Bitcoin briefly touched $27,000 for the first time in nine months, with it continuing to trade at close to $26,500 as of writing.
Stocks on the other hand have seen a red day with Dow Jones falling by 1% while gas dropped 5% and oil saw a 1.5% fall.
Credit Suisse saw a bigger drop of 7% despite reassurances by the Swiss central bank of a $50 billion loan chest.
First Republic too, another wobbling bank, saw a far bigger plunge of 26% a day after big banks deposited $30 billion to re-assure the market.
The market however is gripped by uncertainty, primarily due to a lack of transparency in regards to just what exactly is going on in these banks.
So commodities like gold are seeing an uptick of 2.5% today, while bonds drop to 3.4% in yields from around 4% in February.
Bitcoin has also joined the safe assets ‘party,’ with the crypto now back to a sound and safe stern oasis of tranquility, in contrast to last year.
That bear year moved fairly quickly in crypto however, punishing the reckless fairly severely to get back to the sound money business where you can’t fractional reserve without playing with fire.
So FTX, Luna and all that are the very old story, in crypto, and the very new one in fiat which might make bitcoin go maybe even parabolic.
Almost exactly four years ago to the day, bitcoin rose from $4,000 in April to $16,000 in June 2019, ostensibly sparked by an April fools joke of our own here at Trustnodes.
If that repeats, then the corn might head off to $50,000, and the macro is fairly ripe for it, but first it has a bit of resistance at $28,000.
Just how strong that resistance is however depends on how quickly the corn wants to move as the pause at $25,000 might have cleared some of the $28,000 resistance to give a bit more way to the $32,000 resistance.
All on the up though, potentially as the corn will do what he wants, but crypto is at least narratively now back to being an insurance and far more so than in an almost a decade.
Because ten years since the Cyprus haircuts, a far larger public now can see first hand and contrast the old paper banking and the new code based digital banking.
Sure, we had collapses here too last year, but that’s why we built defi where there were no collapses – save for the usual hacks hiccups of minor projects or of non decisive sums.
Some however wanted to play that defi in centralized entities, and we’re all for choice so that’s their business.
We could however see these centralized entities on the public blockchain. There was no real uncertainty therefore, as for something like FTX for example all that was needed to be known where the market is concerned was known in about 48 to maybe 72 hours, including how far the contagion might go, who was affected, what are the amounts, and basically everything.

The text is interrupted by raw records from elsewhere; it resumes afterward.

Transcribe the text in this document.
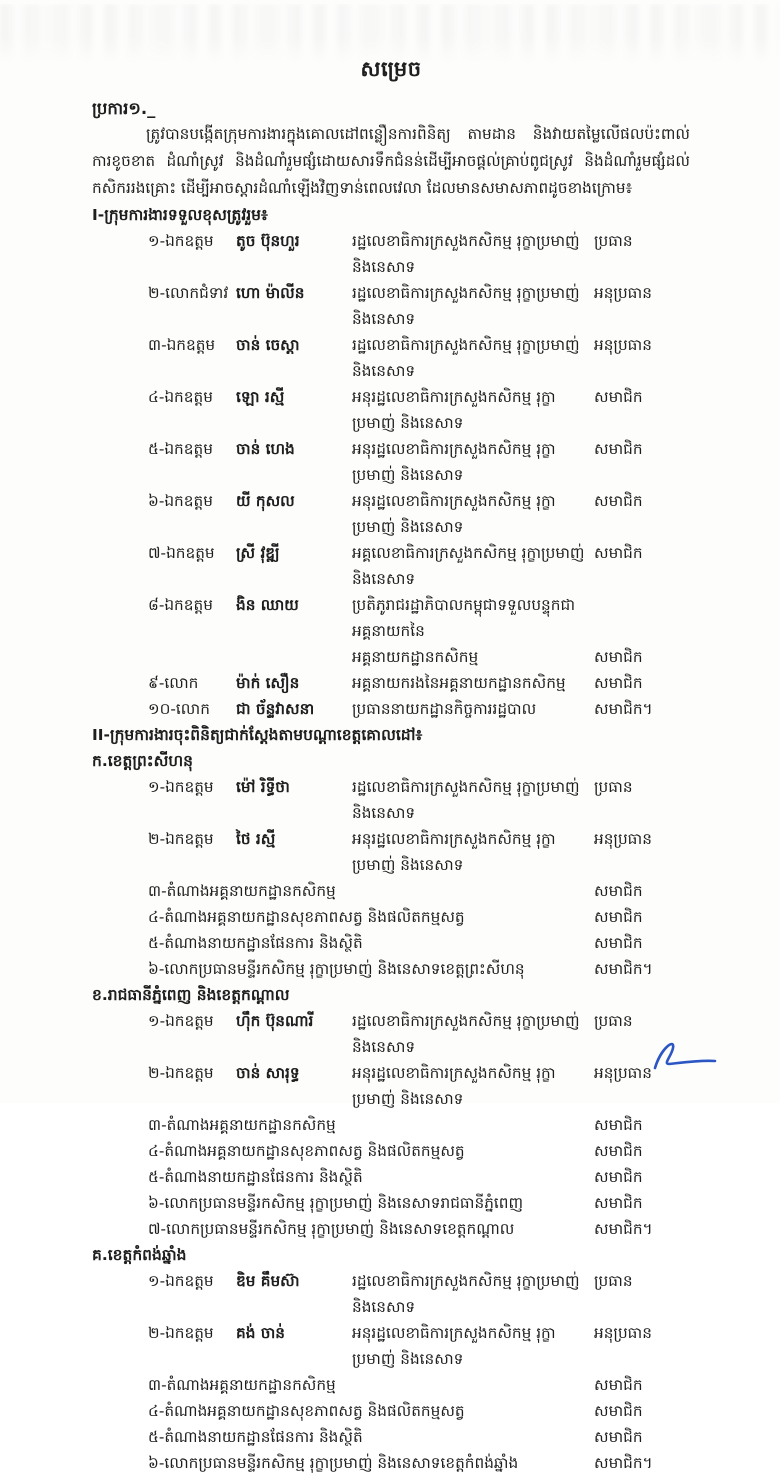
សម្រេច
ប្រការ១._

ត្រូវបានបង្កើតក្រុមការងារក្នុងគោលដៅពន្លឿនការពិនិត្យ តាមដាន និងវាយតម្លៃលើផលប៉ះពាល់ការខូចខាត ដំណាំស្រូវ និងដំណាំរួមផ្សំដោយសារទឹកជំនន់ដើម្បីអាចផ្ដល់គ្រាប់ពូជស្រូវ និងដំណាំរួមផ្សំដល់កសិកររងគ្រោះ ដើម្បីអាចស្ដារដំណាំឡើងវិញទាន់ពេលវេលា ដែលមានសមាសភាពដូចខាងក្រោម៖

I-ក្រុមការងារទទួលខុសត្រូវរួម៖
១-ឯកឧត្តម	តូច ប៊ុនហួរ	រដ្ឋលេខាធិការក្រសួងកសិកម្ម រុក្ខាប្រមាញ់ និងនេសាទ
ប្រធាន
២-លោកជំទាវ ហោ ម៉ាលីន	រដ្ឋលេខាធិការក្រសួងកសិកម្ម រុក្ខាប្រមាញ់ និងនេសាទ
អនុប្រធាន
៣-ឯកឧត្តម	ចាន់ ចេស្ដា	រដ្ឋលេខាធិការក្រសួងកសិកម្ម រុក្ខាប្រមាញ់ និងនេសាទ
អនុប្រធាន
៤-ឯកឧត្តម	ឡោ រស្មី	អនុរដ្ឋលេខាធិការក្រសួងកសិកម្ម រុក្ខាប្រមាញ់ និងនេសាទ
សមាជិក
៥-ឯកឧត្តម	ចាន់ ហេង	អនុរដ្ឋលេខាធិការក្រសួងកសិកម្ម រុក្ខាប្រមាញ់ និងនេសាទ
សមាជិក
៦-ឯកឧត្តម	យី កុសល	អនុរដ្ឋលេខាធិការក្រសួងកសិកម្ម រុក្ខាប្រមាញ់ និងនេសាទ
សមាជិក
៧-ឯកឧត្តម	ស្រី វុឌ្ឍី	អគ្គលេខាធិការក្រសួងកសិកម្ម រុក្ខាប្រមាញ់ និងនេសាទ
សមាជិក
៨-ឯកឧត្តម	ងិន ឈាយ	ប្រតិភូរាជរដ្ឋាភិបាលកម្ពុជាទទួលបន្ទុកជាអគ្គនាយកនៃ
អគ្គនាយកដ្ឋានកសិកម្ម	សមាជិក
៩-លោក	ម៉ាក់ សឿន	អគ្គនាយករងនៃអគ្គនាយកដ្ឋានកសិកម្ម	សមាជិក
១០-លោក	ជា ច័ន្ទវាសនា	ប្រធាននាយកដ្ឋានកិច្ចការរដ្ឋបាល	សមាជិក។
II-ក្រុមការងារចុះពិនិត្យជាក់ស្ដែងតាមបណ្ដាខេត្តគោលដៅ៖
ក.ខេត្តព្រះសីហនុ
១-ឯកឧត្តម	ម៉ៅ រិទ្ធីថា	រដ្ឋលេខាធិការក្រសួងកសិកម្ម រុក្ខាប្រមាញ់ និងនេសាទ
ប្រធាន
២-ឯកឧត្តម	ថៃ រស្មី	អនុរដ្ឋលេខាធិការក្រសួងកសិកម្ម រុក្ខាប្រមាញ់ និងនេសាទ
អនុប្រធាន
៣-តំណាងអគ្គនាយកដ្ឋានកសិកម្ម	សមាជិក
៤-តំណាងអគ្គនាយកដ្ឋានសុខភាពសត្វ និងផលិតកម្មសត្វ	សមាជិក
៥-តំណាងនាយកដ្ឋានផែនការ និងស្ថិតិ	សមាជិក
៦-លោកប្រធានមន្ទីរកសិកម្ម រុក្ខាប្រមាញ់ និងនេសាទខេត្តព្រះសីហនុ	សមាជិក។
ខ.រាជធានីភ្នំពេញ និងខេត្តកណ្ដាល
១-ឯកឧត្តម	ហ៊ឹក ប៊ុនណារី	រដ្ឋលេខាធិការក្រសួងកសិកម្ម រុក្ខាប្រមាញ់ និងនេសាទ
ប្រធាន
២-ឯកឧត្តម	ចាន់ សារុទ្ធ	អនុរដ្ឋលេខាធិការក្រសួងកសិកម្ម រុក្ខាប្រមាញ់ និងនេសាទ
អនុប្រធាន
៣-តំណាងអគ្គនាយកដ្ឋានកសិកម្ម	សមាជិក
៤-តំណាងអគ្គនាយកដ្ឋានសុខភាពសត្វ និងផលិតកម្មសត្វ	សមាជិក
៥-តំណាងនាយកដ្ឋានផែនការ និងស្ថិតិ	សមាជិក
៦-លោកប្រធានមន្ទីរកសិកម្ម រុក្ខាប្រមាញ់ និងនេសាទរាជធានីភ្នំពេញ	សមាជិក
៧-លោកប្រធានមន្ទីរកសិកម្ម រុក្ខាប្រមាញ់ និងនេសាទខេត្តកណ្ដាល	សមាជិក។
គ.ខេត្តកំពង់ឆ្នាំង
១-ឯកឧត្តម	ឌិម គឹមស៊ា	រដ្ឋលេខាធិការក្រសួងកសិកម្ម រុក្ខាប្រមាញ់ និងនេសាទ
ប្រធាន
២-ឯកឧត្តម	គង់ ចាន់	អនុរដ្ឋលេខាធិការក្រសួងកសិកម្ម រុក្ខាប្រមាញ់ និងនេសាទ
អនុប្រធាន
៣-តំណាងអគ្គនាយកដ្ឋានកសិកម្ម	សមាជិក
៤-តំណាងអគ្គនាយកដ្ឋានសុខភាពសត្វ និងផលិតកម្មសត្វ	សមាជិក
៥-តំណាងនាយកដ្ឋានផែនការ និងស្ថិតិ	សមាជិក
៦-លោកប្រធានមន្ទីរកសិកម្ម រុក្ខាប្រមាញ់ និងនេសាទខេត្តកំពង់ឆ្នាំង	សមាជិក។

The only unknown was whether the authorities would act to send Sam Bankman-Fried, FTX’s CEO, to jail because that one was not on the blockchain. They did, as it happened, send him to court.
In the paper system in contrast, the banking system, this same sort of information is in confidential documents and reports with regulators and even those are only part of the picture.
We have to trust thus both that banks themselves are being truthful and that regulators are too, and we’re left with just trying to analyze peculiar acts like big banks depositing on smaller banks.
If this doesn’t show that code money, if not the future then is and will be a significant part of it, then go and build some stone age escapado on the Metaverse because that’s where you belong.
The banking system however currently has its role, and a very important one. Moreover, as the example of four years ago shows, the current price action might very fundamentally not really have much to do with that banking system.
Some see the two in competition, we seem them more as one upgrading the other because crypto holistically is a hybrid system where you have the bearer asset, but also banking like entities or trusted intermediaries operating on the very transparent rails of the blockchain.
It’s a new form of limiting the trust required and that can be abused, of limiting the uncertainty which itself can be very damaging.
A new form of knowledge thus, financial knowledge, and that translates to a new form of power, for man.
These banking troubles therefore, as far as cryptos are concerned, are more the re-establishment of some facts.
That being that crypto is not unsafe, not more than other assets in any event including fiat, and that crypto is not uniquely volatile as we have seen with ‘safe’ bonds and what are becoming bank meme stocks.
Plenty in finance knew all this already of course, which is why plenty of young bankers have joined this space, but the wider public might now be learning it too, certainly anyone with more than $250,000 that needs to put it somewhere, you’d think anyway.
And so bitcoin is back, with a train. It has left yet another station of $25,000, though whether it returns is anyone’s guess, but this guy might be in a very long journey, a train journey, from California to New York, and right now it might well still be just in San Francisco.